Перед нами оказались двое мужчин, изуродованных до неузнаваемости помороженными носами, щеками, подбородками, обмотанные шарфами и заросшие. Но это были Юзеф Заславский со своим товарищем Голубевым, отпущенные на свободу с Воркуты и пожелавшие быть первыми ласточками и провозвестниками освобождения. На правах освобожденных они попали в зону, так как Кочмес значился как пункт снабжения сухим пайком по пути, но мы не могли их ни завести в барак, ни даже пробраться с ними в слесарку, чтобы обогреть друзей и напоить кипятком. А они прошли сотни километров пешком, от Абези до Кочмеса всю ночь и часть дня без остановки.
Товарищи прожили на Воркуте самый жуткий период, но говорить о событиях на Воркуте отказались категорически твердо и непреклонно: «Довольно! С нас и с вас хватит! Сейчас мы знаем одно — идем на свободу! Скоро начнут освобождать всех от «довесков». Мы — столица воркутинских лагерей, а вы жалкие провинциалы, ничего не знаете! Газет не читаете, о XVIII партсъезде не слышали, позор вам! На съезде звучали слова о тщательном обосновании всех обвинений, о клеветниках, порочивших кадры партии. Мы тоже ничему не верили, а вот шагаем по земле без конвоя!»
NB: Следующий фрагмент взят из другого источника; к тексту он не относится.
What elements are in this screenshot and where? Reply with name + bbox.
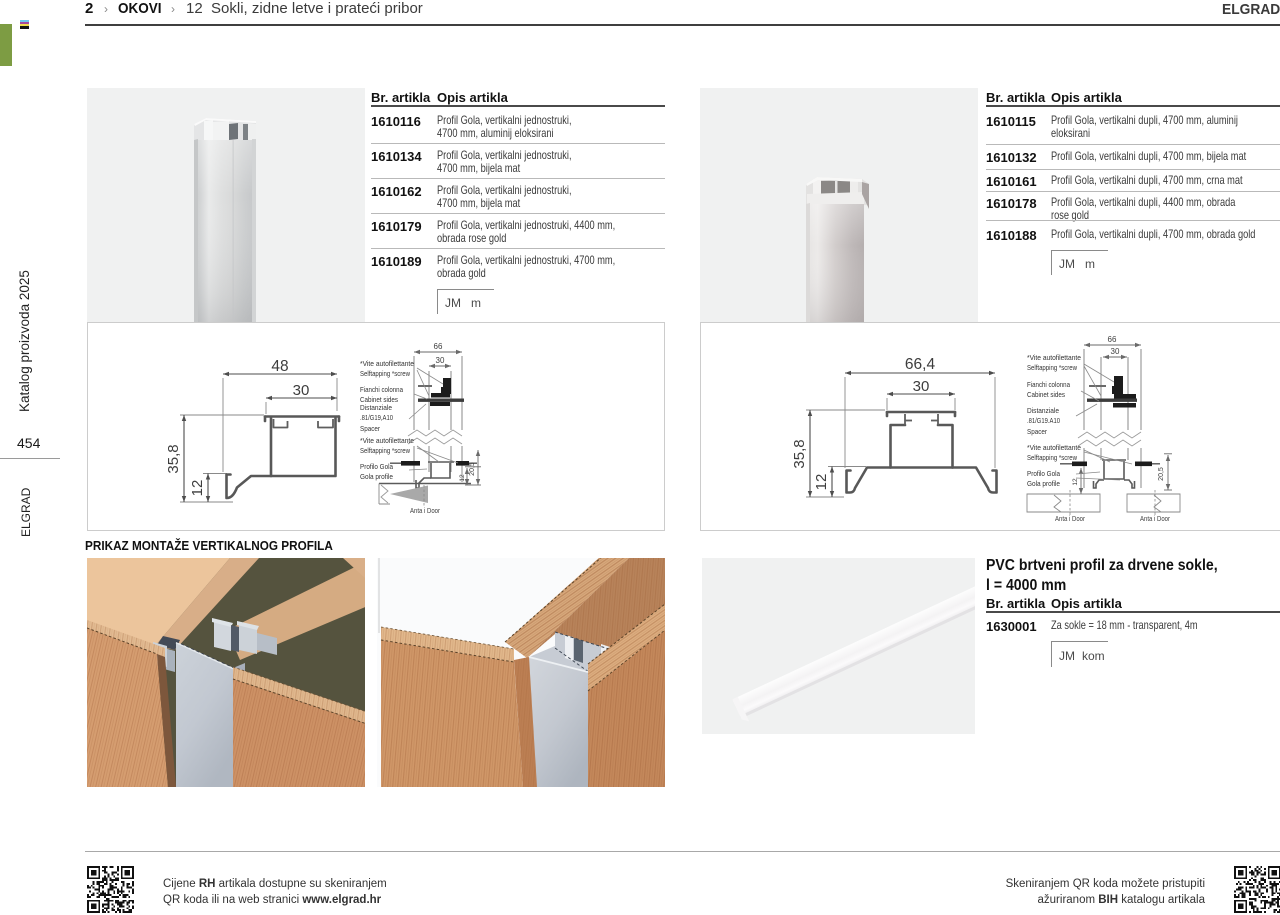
svg-text:Fianchi colonna: Fianchi colonna (360, 385, 404, 394)
svg-text:Distanziale: Distanziale (1027, 406, 1059, 415)
svg-text:Gola profile: Gola profile (1027, 479, 1060, 488)
svg-text:Cabinet sides: Cabinet sides (1027, 390, 1065, 399)
svg-text:12: 12 (189, 480, 206, 497)
svg-text:Anta i Door: Anta i Door (1055, 514, 1085, 523)
svg-text:.81/G19.A10: .81/G19.A10 (1027, 416, 1060, 425)
svg-text:Spacer: Spacer (360, 424, 380, 433)
svg-text:Anta i Door: Anta i Door (410, 506, 440, 515)
svg-text:Anta i Door: Anta i Door (1140, 514, 1170, 523)
svg-text:30: 30 (913, 378, 930, 395)
svg-text:Fianchi colonna: Fianchi colonna (1027, 380, 1071, 389)
svg-text:30: 30 (293, 382, 310, 399)
svg-text:*Vite autofilettante: *Vite autofilettante (1027, 443, 1081, 452)
svg-text:*Vite autofilettante: *Vite autofilettante (360, 359, 414, 368)
svg-text:12: 12 (813, 474, 830, 491)
svg-text:.81/G19,A10: .81/G19,A10 (360, 413, 393, 422)
svg-text:35,8: 35,8 (791, 439, 808, 468)
svg-text:12: 12 (459, 474, 466, 482)
svg-text:Profilo Gola: Profilo Gola (1027, 469, 1061, 478)
svg-text:66,4: 66,4 (905, 356, 936, 373)
svg-text:Profilo Gola: Profilo Gola (360, 462, 394, 471)
svg-text:35,8: 35,8 (165, 444, 182, 473)
svg-text:Selftapping *screw: Selftapping *screw (1027, 453, 1077, 462)
svg-text:Distanziale: Distanziale (360, 403, 392, 412)
svg-text:*Vite autofilettante: *Vite autofilettante (1027, 353, 1081, 362)
svg-text:*Vite autofilettante: *Vite autofilettante (360, 436, 414, 445)
svg-text:12: 12 (1072, 478, 1079, 486)
svg-text:Spacer: Spacer (1027, 427, 1047, 436)
svg-text:20,5: 20,5 (469, 462, 476, 476)
svg-text:Gola profile: Gola profile (360, 472, 393, 481)
svg-text:48: 48 (271, 358, 288, 375)
svg-text:20,5: 20,5 (1158, 467, 1165, 481)
svg-text:Selftapping *screw: Selftapping *screw (360, 369, 410, 378)
svg-text:66: 66 (434, 342, 443, 351)
svg-text:66: 66 (1108, 335, 1117, 344)
svg-text:30: 30 (1111, 347, 1120, 356)
svg-text:30: 30 (436, 356, 445, 365)
svg-text:Selftapping *screw: Selftapping *screw (360, 446, 410, 455)
svg-text:Selftapping *screw: Selftapping *screw (1027, 363, 1077, 372)
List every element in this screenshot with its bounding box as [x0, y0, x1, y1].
Им, вырвавшимся из атмосферы воркутских кошмаров, идущим на свободу, естественно, все рисовалось в розовом свете, а мы уже готовы были им верить. Все заключенные, как бы они ни отличались между собой, поклоняются одному — свободе — и потому весть о свободе единственно возможное воскрешение.
На Воркуте шло крупное строительство угольных шахт, там центр управления лагерями, открылось авиасообщение Архангельск — Воркута, поступали газеты, естественно, что сведений было значительно больше.
Грело солнце и не было холодно, но товарищи были чертовски голодны и стоять на виду слишком рискованно. Как быть? Выручил, как всегда, медпункт, вернее аптека, где работала Александра Ильинична, попросту Шура Кукс. На свободе — химик, она справлялась с работой провизора, прекрасно поставила аптеку и с ловкостью персонажей французской классической комедии управляла аптекой, извлекая из нее всяческие привилегии для заключенных. Здесь пешеходам удалось погреться, спрятаться, а нам поговорить с ними во время обеденного перерыва. Сама Шура стояла у наблюдательного пункта около окна на страже общих интересов. Шура была находчивая умница, умевшая провести начальство, набившая на этом руку. Ей доставляло особое удовольствие этого добиться, особого рода спортивный азарт овладевал ею в случае необходимости. Она единственная сумела весь лагерный срок отбыть на одних командировках с мужем, нашим главным экономистом Берлинским. Деловая, энергичная, пользующаяся доверием начальника, Шура в белом халате стояла у окна, сворачивая порошки, принимала горячее участие в разговоре и наблюдала за дорожкой к аптеке, а мы с жадностью впитывали сообщения товарищей.